The Concord public library committee deserves well of the public by their action in banishing Mark Twain's new book, 'Huckleberry Finn,' on the ground that it is trashy and vicious. It is time that this influential pseudonym should cease to carry into homes and libraries unworthy productions. Mr. Clemens is a genuine and powerful humorist, with a bitter vein of satire on the weaknesses of humanity which is sometimes wholesome, sometimes only grotesque, but in certain of his works degenerates into a gross trifling with every fine feeling. The trouble with Mr. Clemens is that he has no reliable sense of propriety. His notorious speech at an Atlantic dinner, marshalling Longfellow and Emerson and Whittier in vulgar parodies in a Western miner's cabin, illustrated this, but not in much more relief than the 'Adventures of Tom Sawyer' did, or these Huckleberry Finn stories, do. . . . They are no better in tone than the dime novels which flood the blood-and-thunder reading population. Mr. Clemens has made them smarter, for he has an inexhaustible fund of 'quips and cranks and wanton wiles,' and his literary skill is, of course, superior; but their moral level is low, and their perusal cannot be anything less than harmful. -- The Springfield Republican.

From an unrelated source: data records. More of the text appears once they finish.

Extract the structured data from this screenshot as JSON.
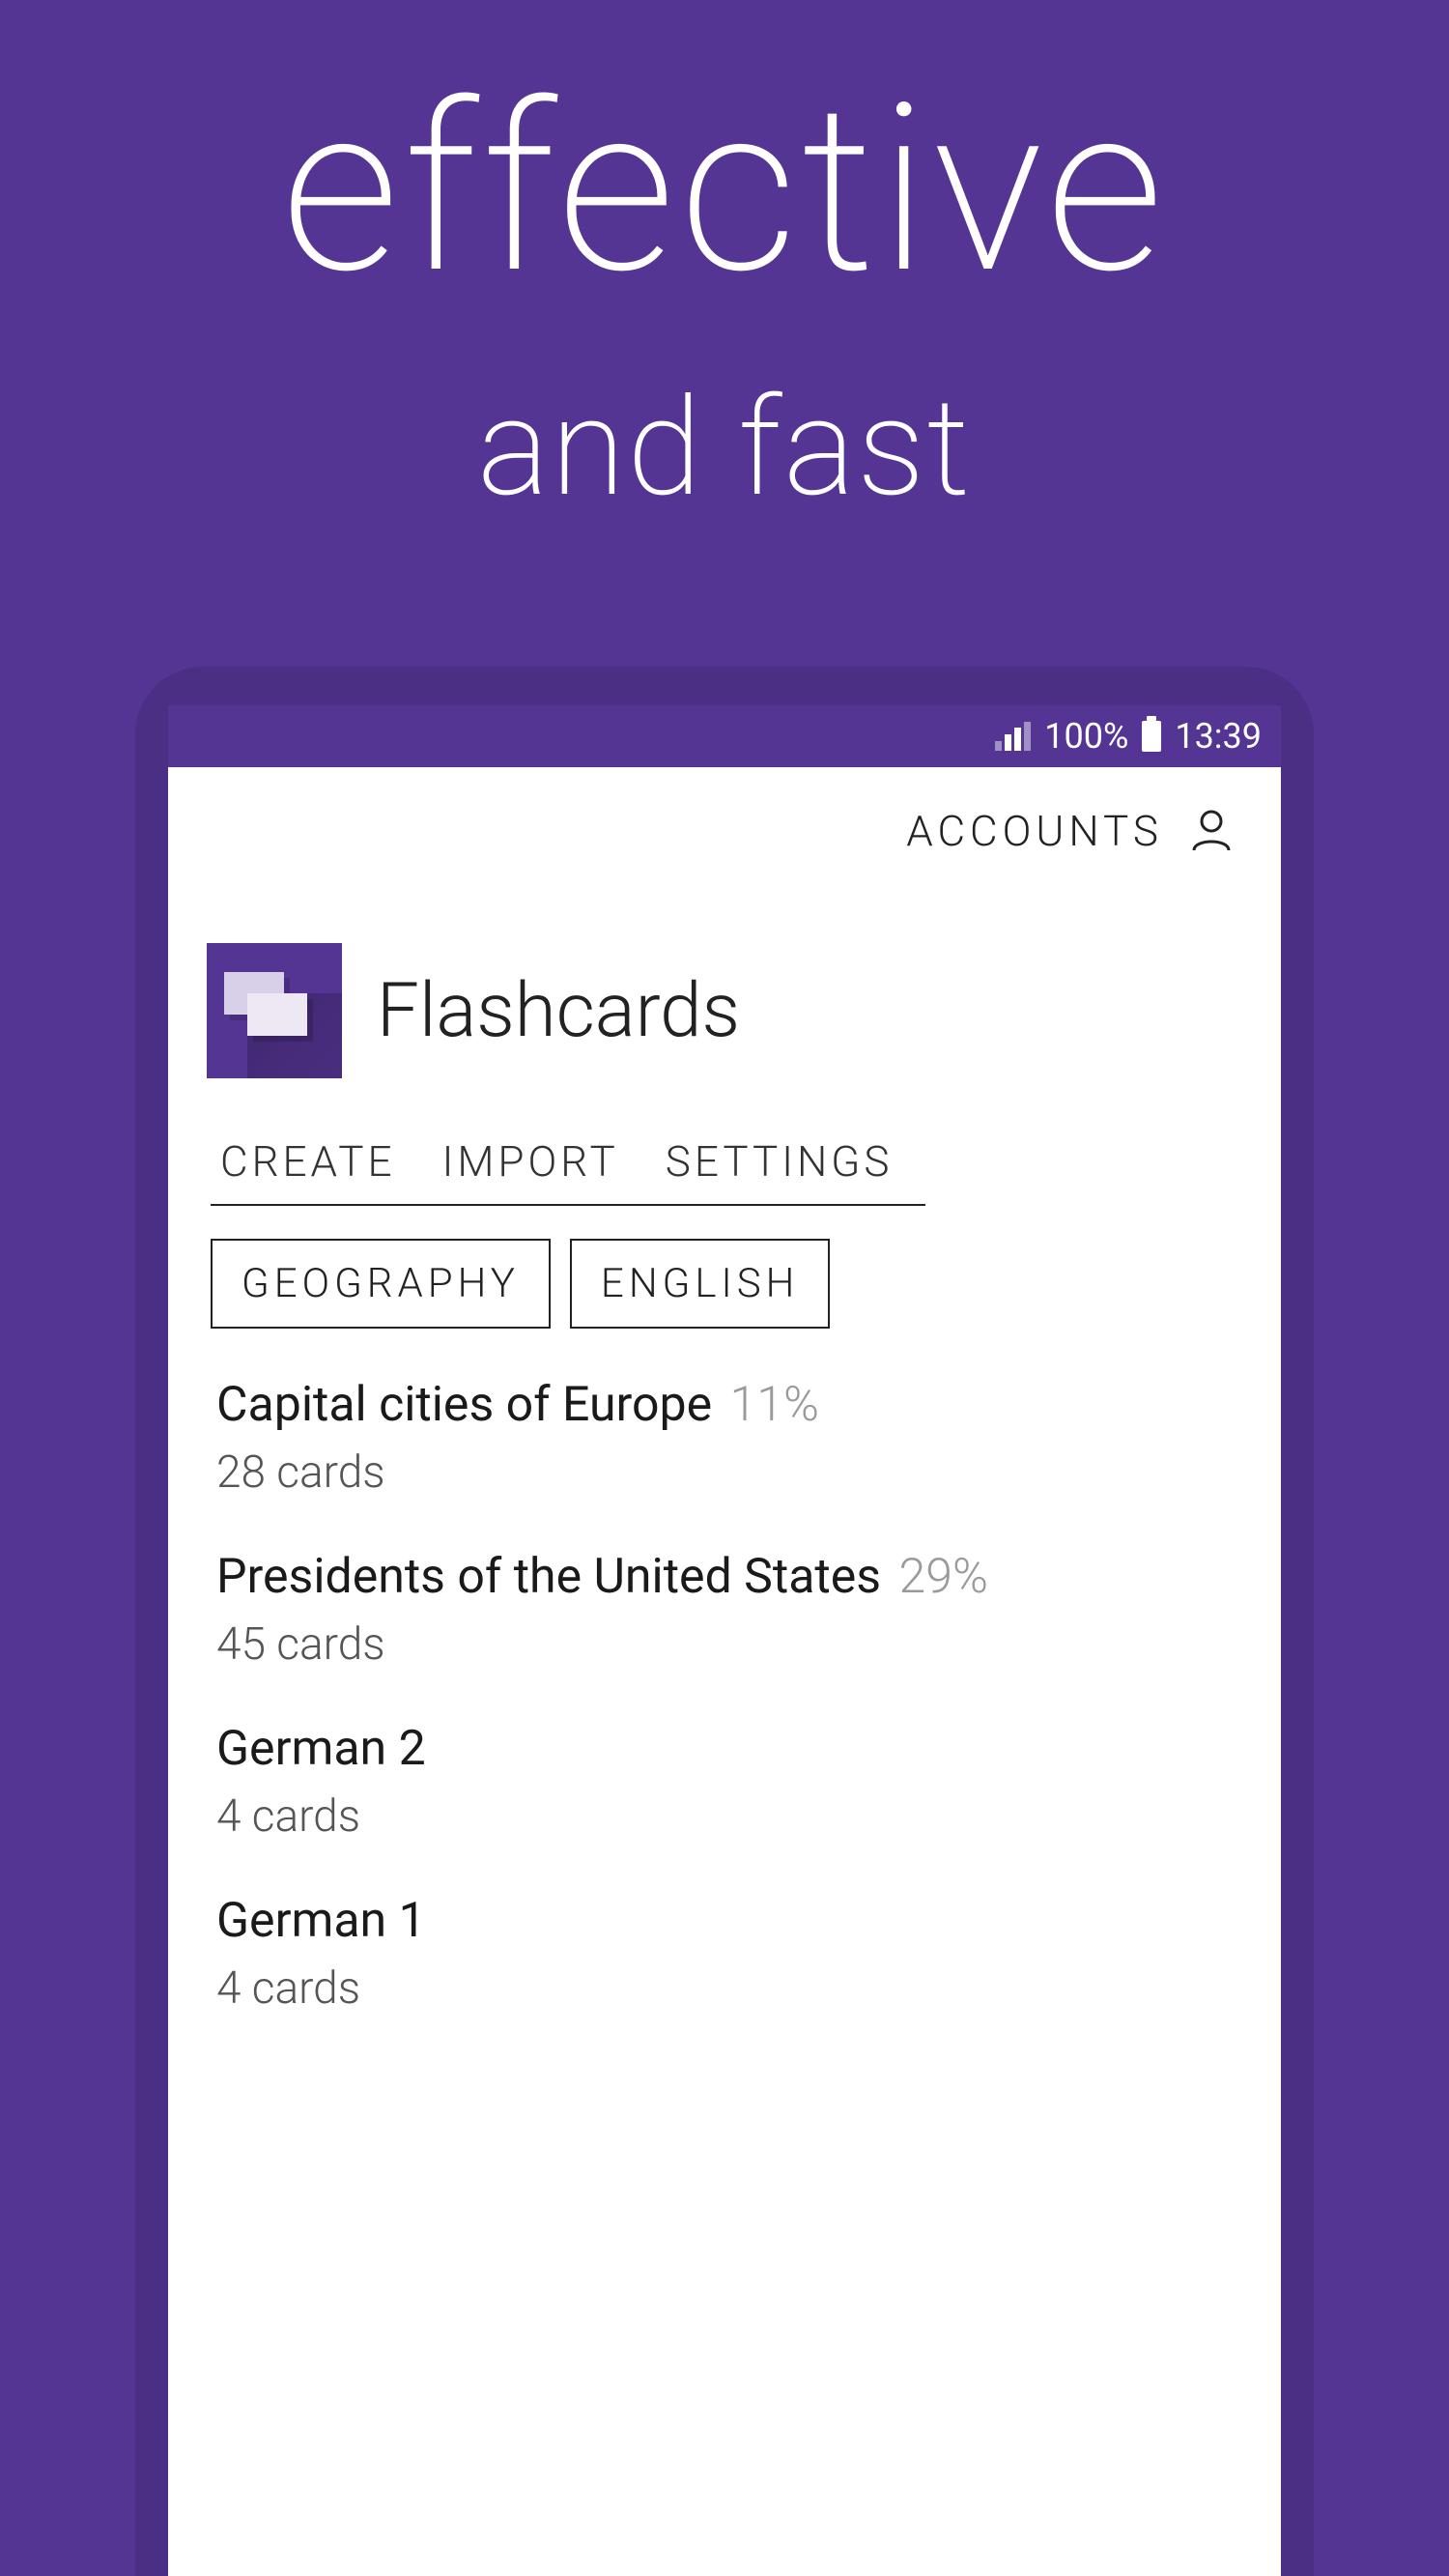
{
  "promo": {
    "line1": "effective",
    "line2": "and fast"
  },
  "statusbar": {
    "battery_pct": "100%",
    "time": "13:39"
  },
  "topbar": {
    "accounts_label": "ACCOUNTS"
  },
  "app": {
    "title": "Flashcards"
  },
  "actions": {
    "create": "CREATE",
    "import": "IMPORT",
    "settings": "SETTINGS"
  },
  "chips": {
    "geography": "GEOGRAPHY",
    "english": "ENGLISH"
  },
  "decks": [
    {
      "title": "Capital cities of Europe",
      "pct": "11%",
      "count": "28 cards"
    },
    {
      "title": "Presidents of the United States",
      "pct": "29%",
      "count": "45 cards"
    },
    {
      "title": "German 2",
      "pct": "",
      "count": "4 cards"
    },
    {
      "title": "German 1",
      "pct": "",
      "count": "4 cards"
    }
  ]
}
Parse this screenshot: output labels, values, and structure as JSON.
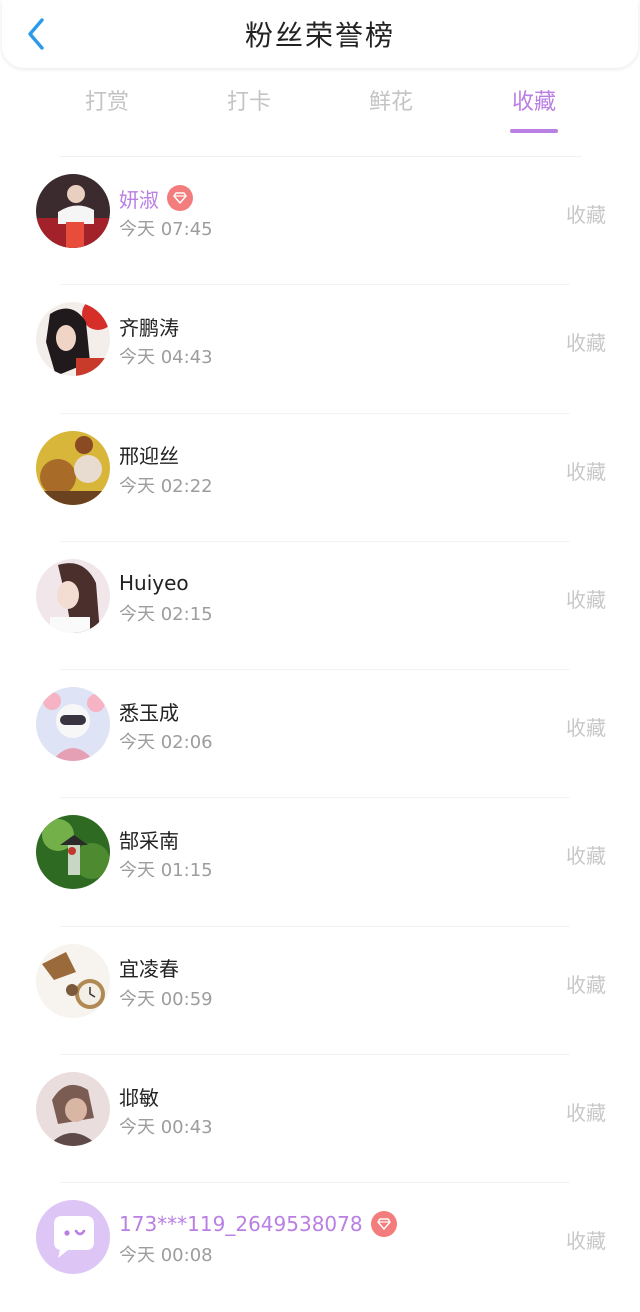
{
  "header": {
    "title": "粉丝荣誉榜",
    "back_icon": "chevron-left-icon"
  },
  "tabs": [
    {
      "label": "打赏",
      "active": false
    },
    {
      "label": "打卡",
      "active": false
    },
    {
      "label": "鲜花",
      "active": false
    },
    {
      "label": "收藏",
      "active": true
    }
  ],
  "colors": {
    "accent": "#b97fe3",
    "back": "#2a9bea",
    "vip_badge": "#f37d7d",
    "muted": "#9d9d9d"
  },
  "fans": [
    {
      "name": "妍淑",
      "vip": true,
      "time": "今天 07:45",
      "action": "收藏",
      "avatar": "photo-avatar"
    },
    {
      "name": "齐鹏涛",
      "vip": false,
      "time": "今天 04:43",
      "action": "收藏",
      "avatar": "photo-avatar"
    },
    {
      "name": "邢迎丝",
      "vip": false,
      "time": "今天 02:22",
      "action": "收藏",
      "avatar": "photo-avatar"
    },
    {
      "name": "Huiyeo",
      "vip": false,
      "time": "今天 02:15",
      "action": "收藏",
      "avatar": "photo-avatar"
    },
    {
      "name": "悉玉成",
      "vip": false,
      "time": "今天 02:06",
      "action": "收藏",
      "avatar": "photo-avatar"
    },
    {
      "name": "郜采南",
      "vip": false,
      "time": "今天 01:15",
      "action": "收藏",
      "avatar": "photo-avatar"
    },
    {
      "name": "宜凌春",
      "vip": false,
      "time": "今天 00:59",
      "action": "收藏",
      "avatar": "photo-avatar"
    },
    {
      "name": "邶敏",
      "vip": false,
      "time": "今天 00:43",
      "action": "收藏",
      "avatar": "photo-avatar"
    },
    {
      "name": "173***119_2649538078",
      "vip": true,
      "time": "今天 00:08",
      "action": "收藏",
      "avatar": "chat-bubble-icon"
    }
  ]
}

No doubt in some books of 'American Humor' colossal exaggeration makes part of the fun. No doubt there is a plentiful lack of good taste in 'The Innocents Abroad.' But no critic worthy of the name can deny to Mark Twain at his best the essential qualities of wit and humor. He has, when quite himself, a lower kind of Sydney Smith's wonderful airy high spirits which lift him buoyantly into a kind of Laputa, a place whence he sees all the mad humors of men. He has, when he likes, tenderness and melancholy, and an extraordinary sense of human limitations and contradictions. The struggles of conscience of Huckleberry Finn about betraying the runaway negro have poetry and pathos blent in their humor. Only a great humorist could have made 'Huck' give his own unvarnished account of the splendor and terror of a night of storm on the Mississippi, and of the coming of dawn. A mere buffoon could not have imagined the passage, a less finished humorist would have made Huck 'talk fine,' like Mr. Clark Russell's sailors in their high-flown descriptive tootle. In Mark Twain the world has a humorist at once wild and tender, a humorist who is yearly ripening and mellowing. -- The Saturday Review.

[The Springfield Republican had vociferously attacked MT's 1877 Whittier Dinner Speech; The Saturday Review was an English periodical, which explains the title The Critic gave this item. There were, though, many American papers and journals that defended Huck Finn.]